QUELLO SCANDALO DELLA PAGHETTA AL QUARANTENNE

Secondo i dati Istat, in Italia il tasso di disoccupazione giovanile, ovvero quello nella fascia di età che va dai 15 ai 24 anni, è del 38-40%. Ora, a questo dato, già di per sé pesante da digerire, dobbiamo aggiungerne un altro. Secondo l’analisi Coldiretti/Swg più di un quarantenne su quattro si mantiene grazie alla “paghetta” dei genitori. È un fenomeno accentuato dalla crisi. Ed è una ragione in più per cercare al più presto rimedi efficaci, per non vedere questi numeri aumentare drammaticamente. Un quarantenne mantenuto dai genitori deve essere un triste accidente ma non una vocazione. Mi è capitato di conoscere rappresentanti di questa categoria e in loro è evidente sia la rassegnazione sia la pigrizia. Una parte di questo umore cupo è fisiologico, una conseguenza delle difficoltà economiche. Vivere in città costa. Gli affitti sono alti e spesso i contratti a tempo determinato, con tutto il cotè di ansie e preoccupazioni che producono, non riescono a garantire una minima fiducia nel futuro. Dunque quasi una scelta obbligata: perché affittare una casa, magari malmessa, piccola e in periferia, se si ha la sensazione di non riuscire a pagarla? Meglio tenersi stretta la vecchia stanzetta di un tempo. Con i soldi risparmiati si va in vacanza, a mangiare una pizza, ci si pagano gli sfizi. Se la contingenza economica giustifica questo aspetto, si deve tuttavia ammettere che rischiare di vivere con i genitori a 40 anni è davvero anomalo e insomma in alcuni casi è chiaro: si rischia di cedere alla pigrizia culturale. È vero che la famiglia svolge funzioni di welfare (e per fortuna) però, appunto, dovrebbe costituire una fase transitoria, perché a forza di insistere su quest’aspetto, finisce che il quarantenne si comporta da quindicenne. Ne acquista le abitudini. Consegna i vestiti sporchi alla mamma, mangia al desco familiare, porta l’eterna fidanzata sul divano di casa. Insomma se il peso di alcune responsabilità gravano sempre sulle spalle dei genitori, se all’innovazione e alla ricerca (due qualità giovanili) si preferisce l’abitudine e la tradizione familiare, si comincia a guardare il mondo con occhi stanchi e con animo appagato.
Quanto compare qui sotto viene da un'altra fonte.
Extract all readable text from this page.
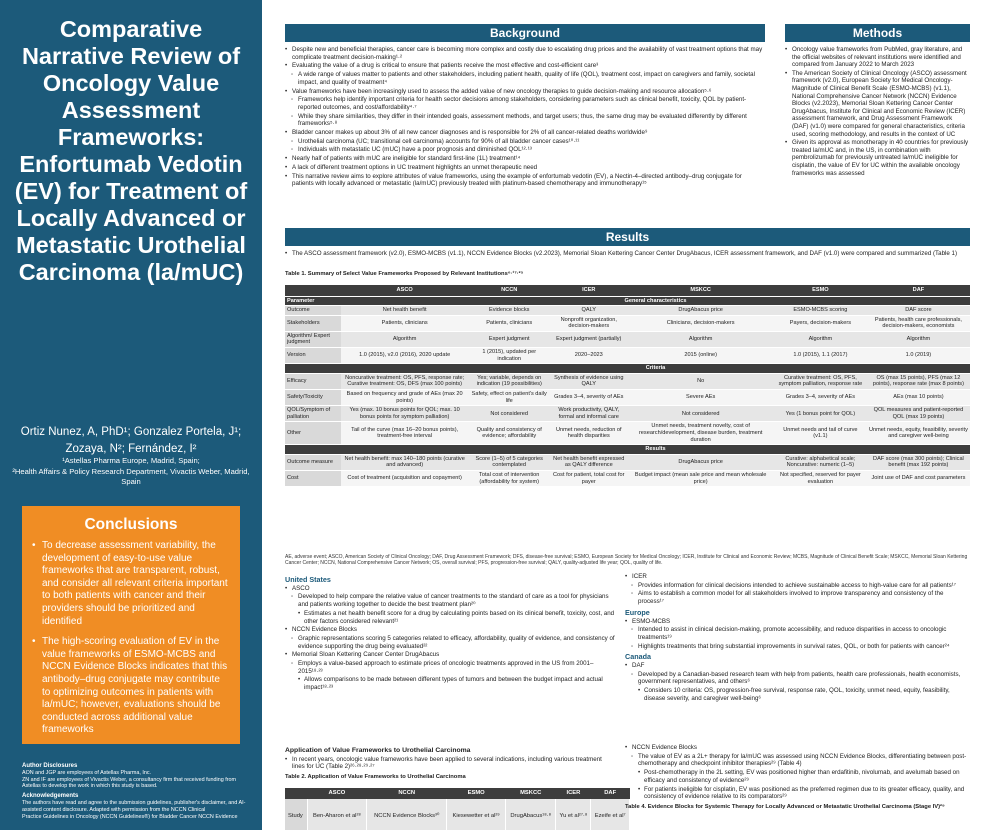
Comparative Narrative Review of Oncology Value Assessment Frameworks: Enfortumab Vedotin (EV) for Treatment of Locally Advanced or Metastatic Urothelial Carcinoma (la/mUC)
Ortiz Nunez, A, PhD¹; Gonzalez Portela, J¹; Zozaya, N²; Fernández, I²
¹Astellas Pharma Europe, Madrid, Spain;
²Health Affairs & Policy Research Department, Vivactis Weber, Madrid, Spain
Conclusions
• To decrease assessment variability, the development of easy-to-use value frameworks that are transparent, robust, and consider all relevant criteria important to both patients with cancer and their providers should be prioritized and identified
• The high-scoring evaluation of EV in the value frameworks of ESMO-MCBS and NCCN Evidence Blocks indicates that this antibody–drug conjugate may contribute to optimizing outcomes in patients with la/mUC; however, evaluations should be conducted across additional value frameworks
Author Disclosures
AON and JGP are employees of Astellas Pharma, Inc.
ZN and IF are employees of Vivactis Weber, a consultancy firm that received funding from Astellas to develop the work in which this study is based.
Acknowledgements
The authors have read and agree to the submission guidelines, publisher's disclaimer, and AI-assisted content disclosure. Adapted with permission from the NCCN Clinical
Practice Guidelines in Oncology (NCCN Guidelines®) for Bladder Cancer NCCN Evidence
Background
• Despite new and beneficial therapies, cancer care is becoming more complex and costly due to escalating drug prices and the availability of vast treatment options that may complicate treatment decision-making¹·²
• Evaluating the value of a drug is critical to ensure that patients receive the most effective and cost-efficient care³
◦ A wide range of values matter to patients and other stakeholders, including patient health, quality of life (QOL), treatment cost, impact on caregivers and family, societal impact, and quality of treatment⁴
• Value frameworks have been increasingly used to assess the added value of new oncology therapies to guide decision-making and resource allocation⁵·⁶
◦ Frameworks help identify important criteria for health sector decisions among stakeholders, considering parameters such as clinical benefit, toxicity, QOL by patient-reported outcomes, and cost/affordability⁴·⁷
◦ While they share similarities, they differ in their intended goals, assessment methods, and target users; thus, the same drug may be evaluated differently by different frameworks⁵·⁸
• Bladder cancer makes up about 3% of all new cancer diagnoses and is responsible for 2% of all cancer-related deaths worldwide⁹
◦ Urothelial carcinoma (UC; transitional cell carcinoma) accounts for 90% of all bladder cancer cases¹⁰·¹¹
◦ Individuals with metastatic UC (mUC) have a poor prognosis and diminished QOL¹²·¹³
• Nearly half of patients with mUC are ineligible for standard first-line (1L) treatment¹⁴
• A lack of different treatment options in UC treatment highlights an unmet therapeutic need
• This narrative review aims to explore attributes of value frameworks, using the example of enfortumab vedotin (EV), a Nectin-4–directed antibody–drug conjugate for patients with locally advanced or metastatic (la/mUC) previously treated with platinum-based chemotherapy and immunotherapy¹⁵
Methods
• Oncology value frameworks from PubMed, gray literature, and the official websites of relevant institutions were identified and compared from January 2022 to March 2023
• The American Society of Clinical Oncology (ASCO) assessment framework (v2.0), European Society for Medical Oncology-Magnitude of Clinical Benefit Scale (ESMO-MCBS) (v1.1), National Comprehensive Cancer Network (NCCN) Evidence Blocks (v2.2023), Memorial Sloan Kettering Cancer Center DrugAbacus, Institute for Clinical and Economic Review (ICER) assessment framework, and Drug Assessment Framework (DAF) (v1.0) were compared for general characteristics, criteria used, scoring methodology, and results in the context of UC
• Given its approval as monotherapy in 40 countries for previously treated la/mUC and, in the US, in combination with pembrolizumab for previously untreated la/mUC ineligible for cisplatin, the value of EV for UC within the available oncology frameworks was assessed
Results
• The ASCO assessment framework (v2.0), ESMO-MCBS (v1.1), NCCN Evidence Blocks (v2.2023), Memorial Sloan Kettering Cancer Center DrugAbacus, ICER assessment framework, and DAF (v1.0) were compared and summarized (Table 1)
Table 1. Summary of Select Value Frameworks Proposed by Relevant Institutions⁶·¹⁷·²⁵
	ASCO	NCCN	ICER	MSKCC	ESMO	DAF
Parameter	General characteristics					
Outcome	Net health benefit	Evidence blocks	QALY	DrugAbacus price	ESMO-MCBS scoring	DAF score
Stakeholders	Patients, clinicians	Patients, clinicians	Nonprofit organization, decision-makers	Clinicians, decision-makers	Payers, decision-makers	Patients, health care professionals, decision-makers, economists
Algorithm/ Expert judgment	Algorithm	Expert judgment	Expert judgment (partially)	Algorithm	Algorithm	Algorithm
Version	1.0 (2015), v2.0 (2016), 2020 update	1 (2015), updated per indication	2020–2023	2015 (online)	1.0 (2015), 1.1 (2017)	1.0 (2019)
	Criteria					
Efficacy	Noncurative treatment: OS, PFS, response rate; Curative treatment: OS, DFS (max 100 points)	Yes; variable, depends on indication (19 possibilities)	Synthesis of evidence using QALY	No	Curative treatment: OS, PFS, symptom palliation, response rate	OS (max 15 points), PFS (max 12 points), response rate (max 8 points)
Safety/Toxicity	Based on frequency and grade of AEs (max 20 points)	Safety, effect on patient's daily life	Grades 3–4, severity of AEs	Severe AEs	Grades 3–4, severity of AEs	AEs (max 10 points)
QOL/Symptom of palliation	Yes (max. 10 bonus points for QOL; max. 10 bonus points for symptom palliation)	Not considered	Work productivity, QALY, formal and informal care	Not considered	Yes (1 bonus point for QOL)	QOL measures and patient-reported QOL (max 19 points)
Other	Tail of the curve (max 16–20 bonus points), treatment-free interval	Quality and consistency of evidence; affordability	Unmet needs, reduction of health disparities	Unmet needs, treatment novelty, cost of research/development, disease burden, treatment duration	Unmet needs and tail of curve (v1.1)	Unmet needs, equity, feasibility, severity and caregiver well-being
	Results					
Outcome measure	Net health benefit: max 140–180 points (curative and advanced)	Score (1–5) of 5 categories contemplated	Net health benefit expressed as QALY difference	DrugAbacus price	Curative: alphabetical scale; Noncurative: numeric (1–5)	DAF score (max 300 points); Clinical benefit (max 192 points)
Cost	Cost of treatment (acquisition and copayment)	Total cost of intervention (affordability for system)	Cost for patient, total cost for payer	Budget impact (mean sale price and mean wholesale price)	Not specified, reserved for payer evaluation	Joint use of DAF and cost parameters
AE, adverse event; ASCO, American Society of Clinical Oncology; DAF, Drug Assessment Framework; DFS, disease-free survival; ESMO, European Society for Medical Oncology; ICER, Institute for Clinical and Economic Review; MCBS, Magnitude of Clinical Benefit Scale; MSKCC, Memorial Sloan Kettering Cancer Center; NCCN, National Comprehensive Cancer Network; OS, overall survival; PFS, progression-free survival; QALY, quality-adjusted life year; QOL, quality of life.
United States
• ASCO
◦ Developed to help compare the relative value of cancer treatments to the standard of care as a tool for physicians and patients working together to decide the best treatment plan²⁰
• Estimates a net health benefit score for a drug by calculating points based on its clinical benefit, toxicity, cost, and other factors considered relevant²¹
• NCCN Evidence Blocks
◦ Graphic representations scoring 5 categories related to efficacy, affordability, quality of evidence, and consistency of evidence supporting the drug being evaluated²²
• Memorial Sloan Kettering Cancer Center DrugAbacus
◦ Employs a value-based approach to estimate prices of oncologic treatments approved in the US from 2001–2015¹⁸·²³
• Allows comparisons to be made between different types of tumors and between the budget impact and actual impact¹⁸·²³
• ICER
◦ Provides information for clinical decisions intended to achieve sustainable access to high-value care for all patients¹⁷
◦ Aims to establish a common model for all stakeholders involved to improve transparency and consistency of the process¹⁷
Europe
• ESMO-MCBS
◦ Intended to assist in clinical decision-making, promote accessibility, and reduce disparities in access to oncologic treatments¹⁹
◦ Highlights treatments that bring substantial improvements in survival rates, QOL, or both for patients with cancer²⁴
Canada
• DAF
◦ Developed by a Canadian-based research team with help from patients, health care professionals, health economists, government representatives, and others⁶
• Considers 10 criteria: OS, progression-free survival, response rate, QOL, toxicity, unmet need, equity, feasibility, disease severity, and caregiver well-being⁶
Application of Value Frameworks to Urothelial Carcinoma
• In recent years, oncologic value frameworks have been applied to several indications, including various treatment lines for UC (Table 2)²⁶·²⁸·²⁹·²⁷
Table 2. Application of Value Frameworks to Urothelial Carcinoma
	ASCO	NCCN	ESMO	MSKCC	ICER	DAF
Study	Ben-Aharon et al²⁸	NCCN Evidence Blocks³⁰	Kiesewetter et al²⁹	DrugAbacus¹⁸·⁸	Yu et al²⁷·⁸	Ezeife et al⁷
• NCCN Evidence Blocks
◦ The value of EV as a 2L+ therapy for la/mUC was assessed using NCCN Evidence Blocks, differentiating between post-chemotherapy and checkpoint inhibitor therapies²⁹ (Table 4)
• Post-chemotherapy in the 2L setting, EV was positioned higher than erdafitinib, nivolumab, and avelumab based on efficacy and consistency of evidence²⁹
• For patients ineligible for cisplatin, EV was positioned as the preferred regimen due to its greater efficacy, quality, and consistency of evidence relative to its comparators²⁹
Table 4. Evidence Blocks for Systemic Therapy for Locally Advanced or Metastatic Urothelial Carcinoma (Stage IV)²⁹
Poi con questo modus vivendi finisce che i disoccupati aumentano. Senza contare che il welfare familiare si basa su fortunati ma costosi privilegi del passato. Le famiglie che verranno non potranno svolgere la funzione di stato sociale. La crisi è soprattutto un fattore culturale e il clima culturale del nostro Paese è stanco. Ad accentuare questa sensazione, non c’è dubbio, ci sono anche alcune abitudini, diciamo così, da quarantenni rassegnati. Se siamo pigri, se amiamo le belle parole (ma vuote) e se siamo poco propensi a prenderci delle responsabilità, insomma, se cediamo su questi punti non sarà perché abbiamo sempre qualcuno che ci protegge? Senza considerare che a questi dati bisogna aggiungerne ancora un altro: quello demografico. Fra pochi anni, l’età media degli italiani sarà di 48 anni. Giusto per fornire un metro di confronto, gli indiani si attesteranno sui 22 anni. Già a 48 anni si pecca di nostalgia e si tende a tirare i remi in barca; se poi ci abituiamo troppo alla paghetta, allora rischiamo davvero di invecchiare precocemente, tipi da divano di famiglia, senza voglia di innovare e migliorare (metaforicamente parlando) la propria casa. E quindi la propria vita.